Press release from Sustaining Essential and Rural Community Healthcare:
If one person in America understands both the promise and pitfalls of hospital sales like the one proposed between Mission Health and HCA, it is former Missouri attorney general and governor Jeremiah “Jay” Nixon.
The good news for Western North Carolina is that Nixon will share his insights with the officials responsible for overseeing the sale of Mission to HCA, the nation’s largest for-profit hospital chain. While attorney general, he created not one but two strong, independent health foundations for the people of Missouri – one out of a transaction involving HCA, the other involving Blue Cross Blue Shield.
Nixon will start by listening to people affected by the sale and spreading the message that their opinions count with the decision-makers in Raleigh who must approve the sale. Both the media and the public are invited to attend a roundtable at which representatives of affected communities share their hopes and fears about the future of their healthcare:
Listening Session on the proposed sale of Mission Health to HCA Featuring former Missouri Attorney General Jay Nixon
Tuesday, Oct. 23
Unitarian Universalist Congregation of Asheville (social hall)
1 Edwin Place (corner of Charlotte Street)
On Friday, Oct. 26, Nixon will be in Raleigh, where he will confer with staff in the office of the Attorney General – the people evaluating whether the sale truly serves the public interest, as the law says it must.
A number of community groups and local officials in rural areas have voiced alarm over certain aspects of the sales contract submitted by Mission and HCA. They include:
-That promised protections for the hospitals and key medical services are flimsy and riddled with loopholes;
-That Mission is selling its assets too cheaply, and the public will have no knowledge of how the final figure was reached;
-That the foundation charged with making HCA live up to its promises will hesitate to do so, because its proposed board is full of Mission holdovers;
-That members of the foundation board are drawn primarily from Buncombe County and not representative of the people across the region whom they are supposed to serve.
These are issues Nixon knows first-hand from two transactions he oversaw as Missouri attorney general.
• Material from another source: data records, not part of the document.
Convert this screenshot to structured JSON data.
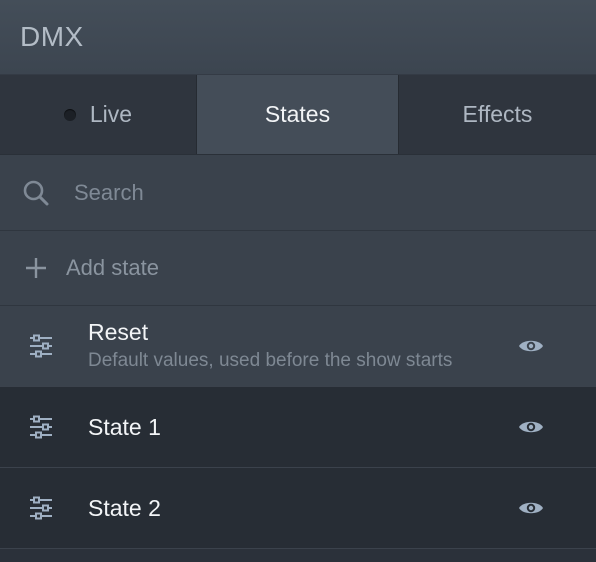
{
  "app": {
    "title": "DMX"
  },
  "tabs": [
    {
      "label": "Live",
      "status": "inactive"
    },
    {
      "label": "States",
      "active": true
    },
    {
      "label": "Effects"
    }
  ],
  "search": {
    "placeholder": "Search",
    "value": ""
  },
  "add_state": {
    "label": "Add state"
  },
  "states": [
    {
      "name": "Reset",
      "description": "Default values, used before the show starts",
      "selected": true,
      "icon": "sliders-icon",
      "action_icon": "eye-icon"
    },
    {
      "name": "State 1",
      "description": "",
      "selected": false,
      "icon": "sliders-icon",
      "action_icon": "eye-icon"
    },
    {
      "name": "State 2",
      "description": "",
      "selected": false,
      "icon": "sliders-icon",
      "action_icon": "eye-icon"
    }
  ],
  "colors": {
    "accent_icon": "#9fb0c3",
    "selected_tab_bg": "#444d58",
    "row_bg": "#272d35",
    "selected_row_bg": "#3a424c"
  }
}
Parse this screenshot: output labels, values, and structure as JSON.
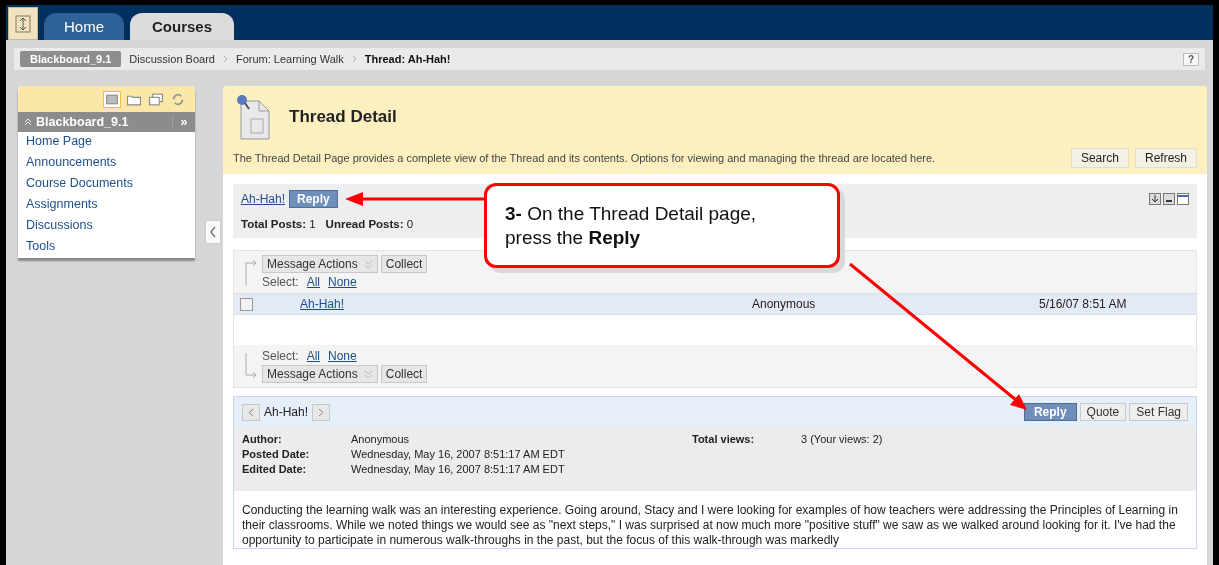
{
  "top_tabs": [
    {
      "label": "Home",
      "selected": false
    },
    {
      "label": "Courses",
      "selected": true
    }
  ],
  "breadcrumb": {
    "course": "Blackboard_9.1",
    "items": [
      {
        "label": "Discussion Board",
        "current": false
      },
      {
        "label": "Forum: Learning Walk",
        "current": false
      },
      {
        "label": "Thread: Ah-Hah!",
        "current": true
      }
    ],
    "help": "?"
  },
  "sidebar": {
    "view_modes": [
      {
        "kind": "list",
        "selected": true
      },
      {
        "kind": "folder",
        "selected": false
      },
      {
        "kind": "windows",
        "selected": false
      },
      {
        "kind": "refresh",
        "selected": false
      }
    ],
    "title": "Blackboard_9.1",
    "expand": "»",
    "items": [
      "Home Page",
      "Announcements",
      "Course Documents",
      "Assignments",
      "Discussions",
      "Tools"
    ]
  },
  "header": {
    "title": "Thread Detail",
    "description": "The Thread Detail Page provides a complete view of the Thread and its contents. Options for viewing and managing the thread are located here.",
    "buttons": [
      "Search",
      "Refresh"
    ]
  },
  "thread_bar": {
    "link": "Ah-Hah!",
    "reply": "Reply",
    "total_posts_label": "Total Posts:",
    "total_posts": "1",
    "unread_label": "Unread Posts:",
    "unread": "0"
  },
  "actions_top": {
    "message_actions": "Message Actions",
    "collect": "Collect",
    "select_label": "Select:",
    "all": "All",
    "none": "None"
  },
  "messages": [
    {
      "title": "Ah-Hah!",
      "author": "Anonymous",
      "date": "5/16/07 8:51 AM",
      "checked": false
    }
  ],
  "actions_bottom": {
    "message_actions": "Message Actions",
    "collect": "Collect",
    "select_label": "Select:",
    "all": "All",
    "none": "None"
  },
  "message_detail": {
    "title": "Ah-Hah!",
    "buttons": [
      {
        "label": "Reply",
        "primary": true
      },
      {
        "label": "Quote",
        "primary": false
      },
      {
        "label": "Set Flag",
        "primary": false
      }
    ],
    "fields": [
      {
        "label": "Author:",
        "value": "Anonymous"
      },
      {
        "label": "Posted Date:",
        "value": "Wednesday, May 16, 2007 8:51:17 AM EDT"
      },
      {
        "label": "Edited Date:",
        "value": "Wednesday, May 16, 2007 8:51:17 AM EDT"
      }
    ],
    "total_views_label": "Total views:",
    "total_views": "3 (Your views: 2)",
    "body": "Conducting the learning walk was an interesting experience. Going around, Stacy and I were looking for examples of how teachers were addressing the Principles of Learning in their classrooms. While we noted things we would see as \"next steps,\" I was surprised at now much more \"positive stuff\" we saw as we walked around looking for it. I've had the opportunity to participate in numerous walk-throughs in the past, but the focus of this walk-through was markedly"
  },
  "callout": {
    "text": "**3-** On the Thread Detail page, press the **Reply**"
  }
}
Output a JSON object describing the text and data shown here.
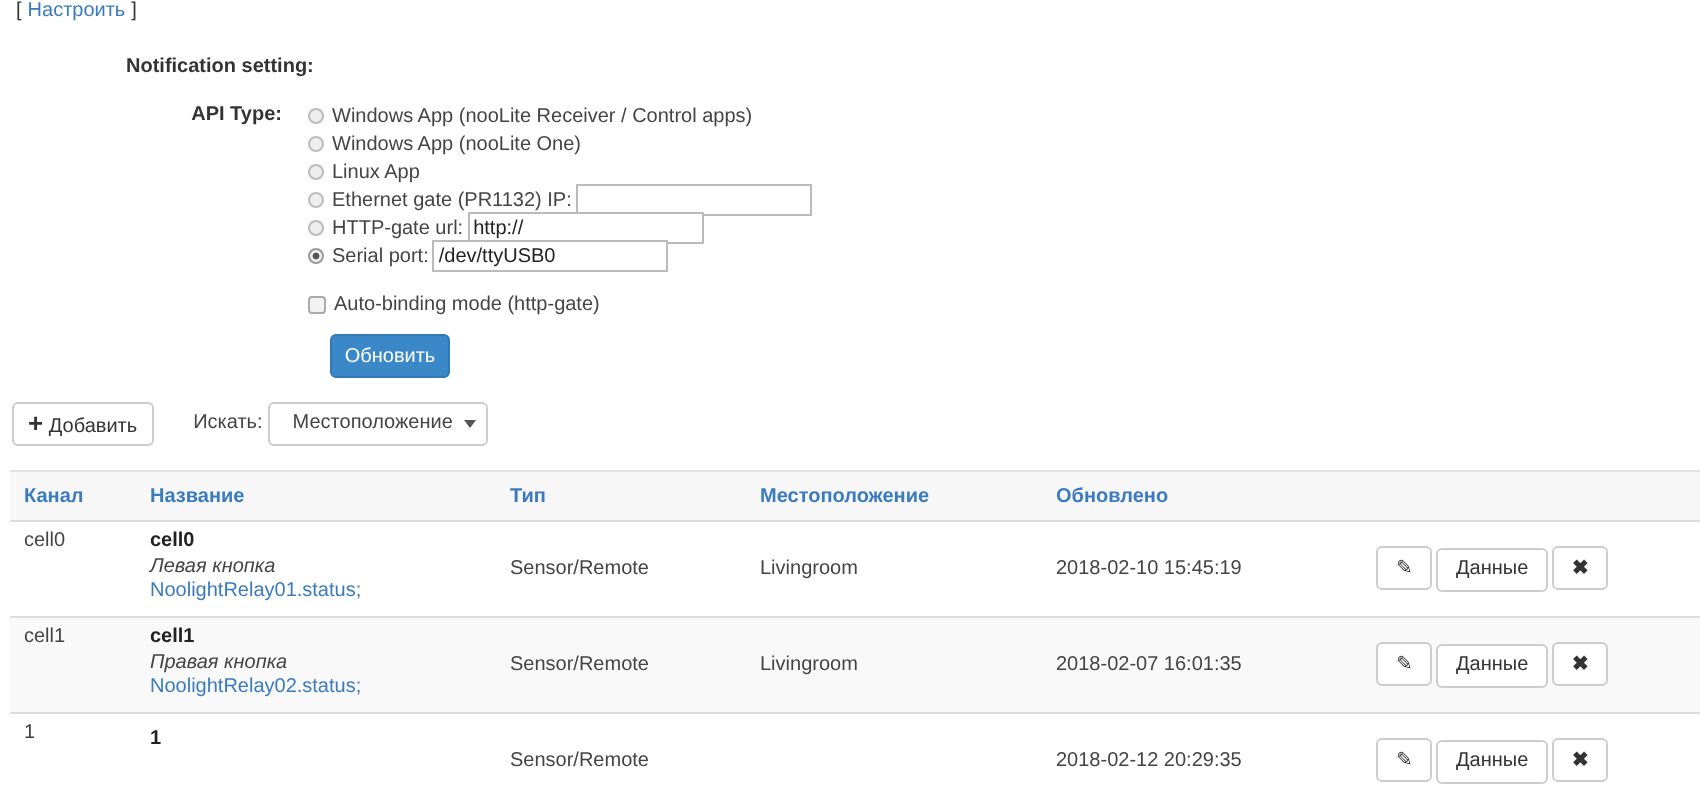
{
  "configure_link": {
    "open": "[",
    "label": "Настроить",
    "close": "]"
  },
  "notification_setting": {
    "title": "Notification setting:",
    "api_type": {
      "label": "API Type:",
      "options": [
        {
          "label": "Windows App (nooLite Receiver / Control apps)",
          "selected": false,
          "kind": "plain"
        },
        {
          "label": "Windows App (nooLite One)",
          "selected": false,
          "kind": "plain"
        },
        {
          "label": "Linux App",
          "selected": false,
          "kind": "plain"
        },
        {
          "label": "Ethernet gate (PR1132) IP:",
          "selected": false,
          "kind": "input"
        },
        {
          "label": "HTTP-gate url:",
          "selected": false,
          "kind": "input",
          "value": "http://"
        },
        {
          "label": "Serial port:",
          "selected": true,
          "kind": "input",
          "value": "/dev/ttyUSB0"
        }
      ]
    },
    "auto_binding": {
      "label": "Auto-binding mode (http-gate)",
      "checked": false
    },
    "update_button": "Обновить"
  },
  "toolbar": {
    "add_button": {
      "icon": "+",
      "label": "Добавить"
    },
    "search_label": "Искать:",
    "search_select": "Местоположение"
  },
  "table": {
    "columns": [
      "Канал",
      "Название",
      "Тип",
      "Местоположение",
      "Обновлено"
    ],
    "rows": [
      {
        "channel": "cell0",
        "name": "cell0",
        "description": "Левая кнопка",
        "script": "NoolightRelay01.status;",
        "type": "Sensor/Remote",
        "location": "Livingroom",
        "updated": "2018-02-10 15:45:19",
        "actions": {
          "edit": "✎",
          "data": "Данные",
          "delete": "✖"
        }
      },
      {
        "channel": "cell1",
        "name": "cell1",
        "description": "Правая кнопка",
        "script": "NoolightRelay02.status;",
        "type": "Sensor/Remote",
        "location": "Livingroom",
        "updated": "2018-02-07 16:01:35",
        "actions": {
          "edit": "✎",
          "data": "Данные",
          "delete": "✖"
        }
      },
      {
        "channel": "1",
        "name": "1",
        "type": "Sensor/Remote",
        "updated": "2018-02-12 20:29:35",
        "actions": {
          "edit": "✎",
          "data": "Данные",
          "delete": "✖"
        }
      }
    ]
  }
}
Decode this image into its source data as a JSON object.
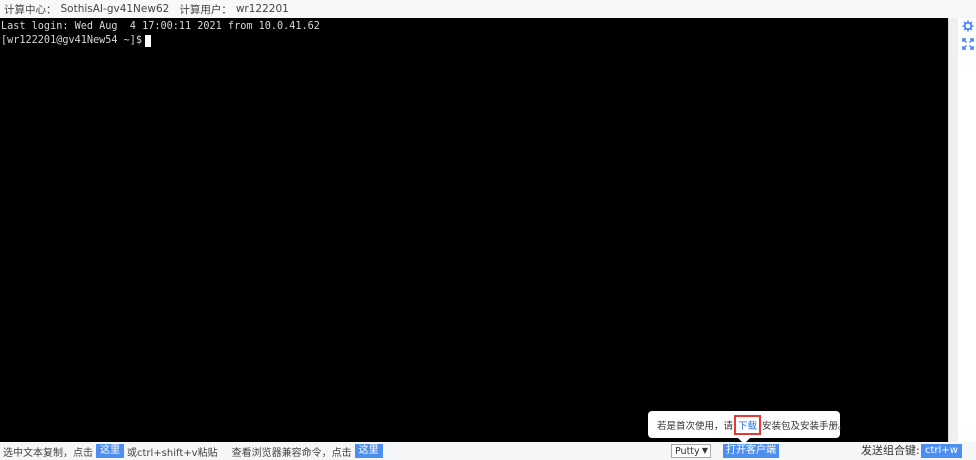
{
  "topbar": {
    "center_label": "计算中心：",
    "center_value": "SothisAI-gv41New62",
    "user_label": "计算用户：",
    "user_value": "wr122201"
  },
  "terminal": {
    "line1": "Last login: Wed Aug  4 17:00:11 2021 from 10.0.41.62",
    "prompt": "[wr122201@gv41New54 ~]$"
  },
  "side_tools": {
    "settings_icon": "gear-icon",
    "fullscreen_icon": "expand-icon"
  },
  "bottombar": {
    "copy_text": "选中文本复制，点击",
    "here1": "这里",
    "paste_text": "或ctrl+shift+v粘贴",
    "browser_text": "查看浏览器兼容命令，点击",
    "here2": "这里",
    "client_select": "Putty",
    "open_client": "打开客户端",
    "combo_label": "发送组合键:",
    "combo_button": "ctrl+w"
  },
  "tooltip": {
    "prefix": "若是首次使用，请",
    "download": "下载",
    "suffix": "安装包及安装手册。"
  },
  "colors": {
    "accent": "#4d8ff0",
    "terminal_bg": "#000000",
    "highlight": "#e53935"
  }
}
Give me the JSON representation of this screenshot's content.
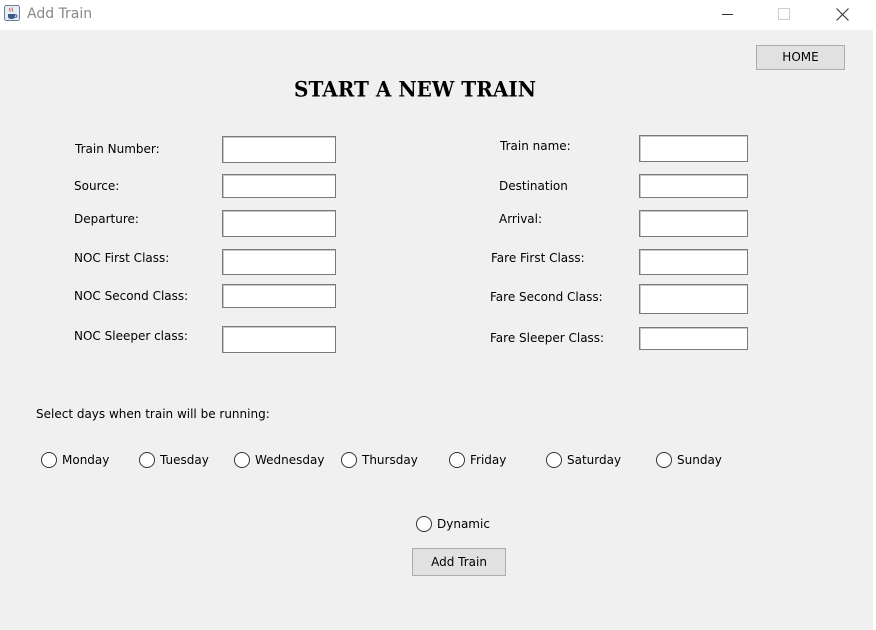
{
  "window": {
    "title": "Add Train",
    "icon": "java-coffee-cup-icon",
    "controls": [
      "minimize-icon",
      "maximize-icon",
      "close-icon"
    ]
  },
  "home_button": "HOME",
  "heading": "START A NEW TRAIN",
  "form": {
    "train_number_label": "Train Number:",
    "train_name_label": "Train name:",
    "source_label": "Source:",
    "destination_label": "Destination",
    "departure_label": "Departure:",
    "arrival_label": "Arrival:",
    "noc_first_label": "NOC First Class:",
    "fare_first_label": "Fare First Class:",
    "noc_second_label": "NOC Second Class:",
    "fare_second_label": "Fare Second Class:",
    "noc_sleeper_label": "NOC Sleeper class:",
    "fare_sleeper_label": "Fare Sleeper Class:",
    "values": {
      "train_number": "",
      "train_name": "",
      "source": "",
      "destination": "",
      "departure": "",
      "arrival": "",
      "noc_first": "",
      "fare_first": "",
      "noc_second": "",
      "fare_second": "",
      "noc_sleeper": "",
      "fare_sleeper": ""
    }
  },
  "days": {
    "prompt": "Select days when train will be running:",
    "options": [
      "Monday",
      "Tuesday",
      "Wednesday",
      "Thursday",
      "Friday",
      "Saturday",
      "Sunday"
    ],
    "selected": []
  },
  "dynamic_label": "Dynamic",
  "dynamic_selected": false,
  "add_train_button": "Add Train"
}
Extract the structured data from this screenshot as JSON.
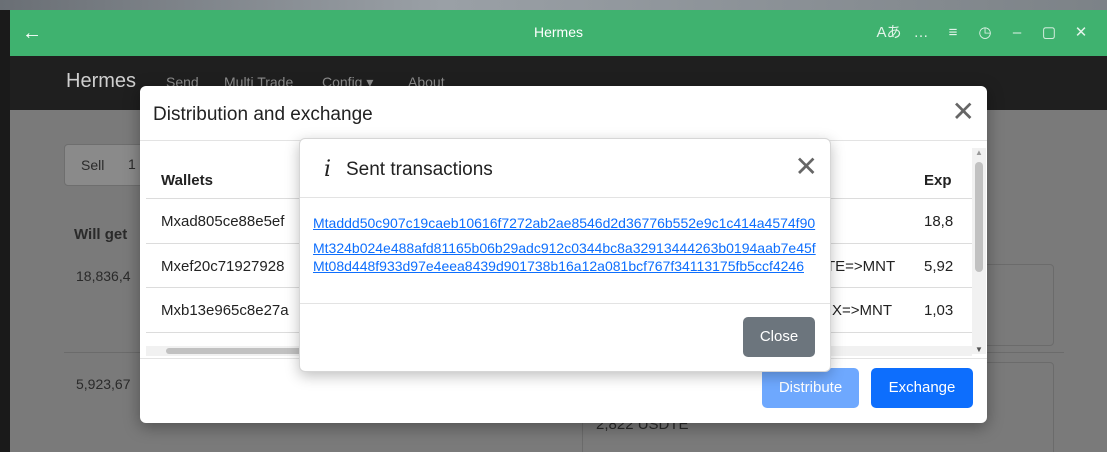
{
  "window": {
    "title": "Hermes",
    "back_glyph": "←",
    "controls": [
      "Aあ",
      "…",
      "≡",
      "◷",
      "–",
      "▢",
      "✕"
    ],
    "control_icons": [
      "translate-icon",
      "more-icon",
      "menu-icon",
      "timer-icon",
      "minimize-icon",
      "maximize-icon",
      "close-icon"
    ]
  },
  "app": {
    "brand": "Hermes",
    "nav": [
      "Send",
      "Multi Trade",
      "Config ▾",
      "About"
    ],
    "tab_label": "Sell",
    "tab_extra": "1",
    "will_get": "Will get",
    "amounts": [
      "18,836,4",
      "5,923,67"
    ],
    "usdte_fragment": "2,822 USDTE"
  },
  "distribution_dialog": {
    "title": "Distribution and exchange",
    "columns": {
      "wallets": "Wallets",
      "expected": "Exp"
    },
    "rows": [
      {
        "wallet": "Mxad805ce88e5ef",
        "pair": "",
        "expected": "18,8"
      },
      {
        "wallet": "Mxef20c71927928",
        "pair": "TE=>MNT",
        "expected": "5,92"
      },
      {
        "wallet": "Mxb13e965c8e27a",
        "pair": "X=>MNT",
        "expected": "1,03"
      }
    ],
    "buttons": {
      "distribute": "Distribute",
      "exchange": "Exchange"
    }
  },
  "sent_dialog": {
    "info_glyph": "i",
    "title": "Sent transactions",
    "transactions": [
      "Mtaddd50c907c19caeb10616f7272ab2ae8546d2d36776b552e9c1c414a4574f90",
      "Mt324b024e488afd81165b06b29adc912c0344bc8a32913444263b0194aab7e45f",
      "Mt08d448f933d97e4eea8439d901738b16a12a081bcf767f34113175fb5ccf4246"
    ],
    "close_label": "Close"
  },
  "colors": {
    "titlebar": "#3fb26f",
    "primary": "#0d6efd",
    "primary_disabled": "#6ea8fe",
    "secondary": "#6c757d",
    "link": "#0d6efd"
  }
}
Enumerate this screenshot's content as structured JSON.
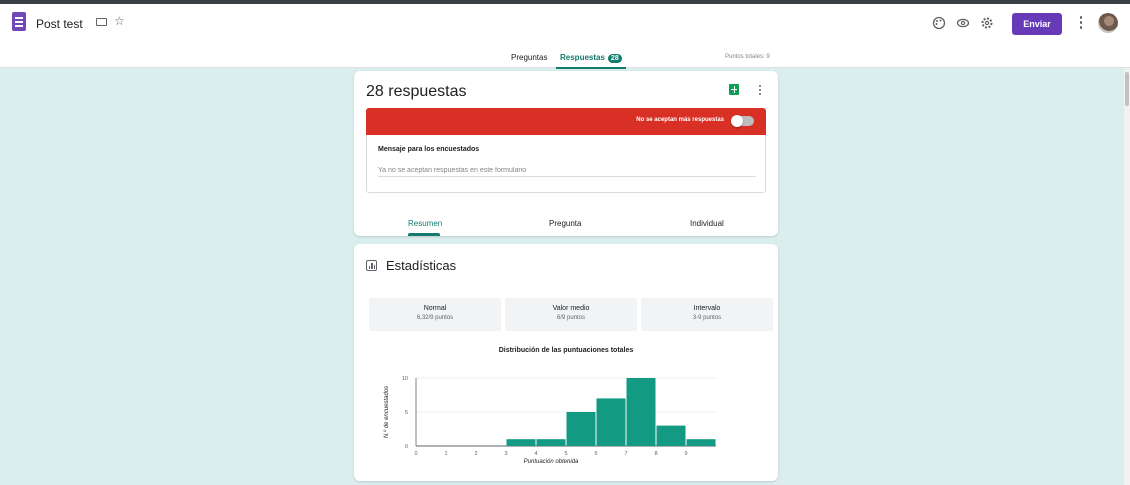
{
  "header": {
    "title": "Post test",
    "send_label": "Enviar"
  },
  "tabs": {
    "questions": "Preguntas",
    "responses": "Respuestas",
    "responses_badge": "28",
    "total_points": "Puntos totales: 9"
  },
  "responses_card": {
    "count_label": "28 respuestas",
    "accepting_label": "No se aceptan más respuestas",
    "accepting_enabled": false,
    "message_label": "Mensaje para los encuestados",
    "message_value": "",
    "message_placeholder": "Ya no se aceptan respuestas en este formulario",
    "subtabs": [
      "Resumen",
      "Pregunta",
      "Individual"
    ]
  },
  "stats_card": {
    "title": "Estadísticas",
    "boxes": [
      {
        "name": "Normal",
        "value": "6,32/9 puntos"
      },
      {
        "name": "Valor medio",
        "value": "6/9 puntos"
      },
      {
        "name": "Intervalo",
        "value": "3-9 puntos"
      }
    ]
  },
  "colors": {
    "accent": "#673ab7",
    "teal": "#137a6c",
    "bar": "#129a82",
    "red": "#d93025",
    "background": "#dbeeee"
  },
  "icons": [
    "forms-app-icon",
    "folder-icon",
    "star-icon",
    "palette-icon",
    "eye-icon",
    "settings-icon",
    "more-vert-icon",
    "sheets-icon",
    "bar-chart-icon"
  ],
  "chart_data": {
    "type": "bar",
    "title": "Distribución de las puntuaciones totales",
    "xlabel": "Puntuación obtenida",
    "ylabel": "N.º de encuestados",
    "x": [
      0,
      1,
      2,
      3,
      4,
      5,
      6,
      7,
      8,
      9
    ],
    "values": [
      0,
      0,
      0,
      1,
      1,
      5,
      7,
      10,
      3,
      1
    ],
    "yticks": [
      0,
      5,
      10
    ],
    "ylim": [
      0,
      10
    ],
    "grid": true
  }
}
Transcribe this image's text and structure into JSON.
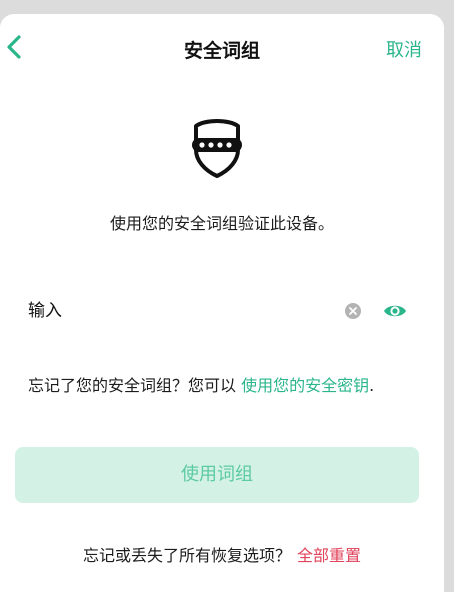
{
  "header": {
    "title": "安全词组",
    "cancel_label": "取消"
  },
  "main": {
    "description": "使用您的安全词组验证此设备。",
    "input": {
      "placeholder": "输入",
      "value": ""
    },
    "forgot": {
      "prefix": "忘记了您的安全词组？您可以 ",
      "link": "使用您的安全密钥",
      "suffix": "."
    },
    "primary_button": "使用词组",
    "reset": {
      "prefix": "忘记或丢失了所有恢复选项？",
      "link": "全部重置"
    }
  },
  "icons": {
    "back": "chevron-left-icon",
    "shield": "shield-keypad-icon",
    "clear": "clear-circle-icon",
    "eye": "eye-icon"
  },
  "colors": {
    "accent": "#2bb58b",
    "primary_button_bg": "#d3f2e5",
    "primary_button_text": "#5ccaa2",
    "danger": "#e0435a"
  }
}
In one, HCA bought a nonprofit hospital system, Health Midwest. Nixon personally appointed the board of the foundation that received the proceeds, insisting that board members have no ties to either HCA or Health Midwest. That foundation later sued HCA for breaching the sales agreement, winning hundreds of millions of dollars and proving why it’s vital to have an independent board.
In the second transaction, Blue Cross Blue Shield of Missouri shifted from nonprofit to for-profit status. The giant insurer argued that it had no obligation to establish a charitable foundation in the process, and the state insurance department went along. But Nixon sued Blue Cross and won, creating a foundation that today has assets of well over $1 billion.
Nixon’s goal, he said, is to help those involved in the sale create a win for all the people of the western region. “This is a tremendous opportunity,” he said. “I look forward to listening and learning as well as sharing whatever is of value from my own experience.”
Nixon is coming to North Carolina at the invitation of groups and individuals located across the region. They include SEARCH (Sustaining Essential and Rural Community Healthcare), based in Yancey and Mitchell Counties; the mayor of Highlands; COAH (Communities for Older Adult Health), based in Asheville; and Elder Law Carolina, based in Asheville.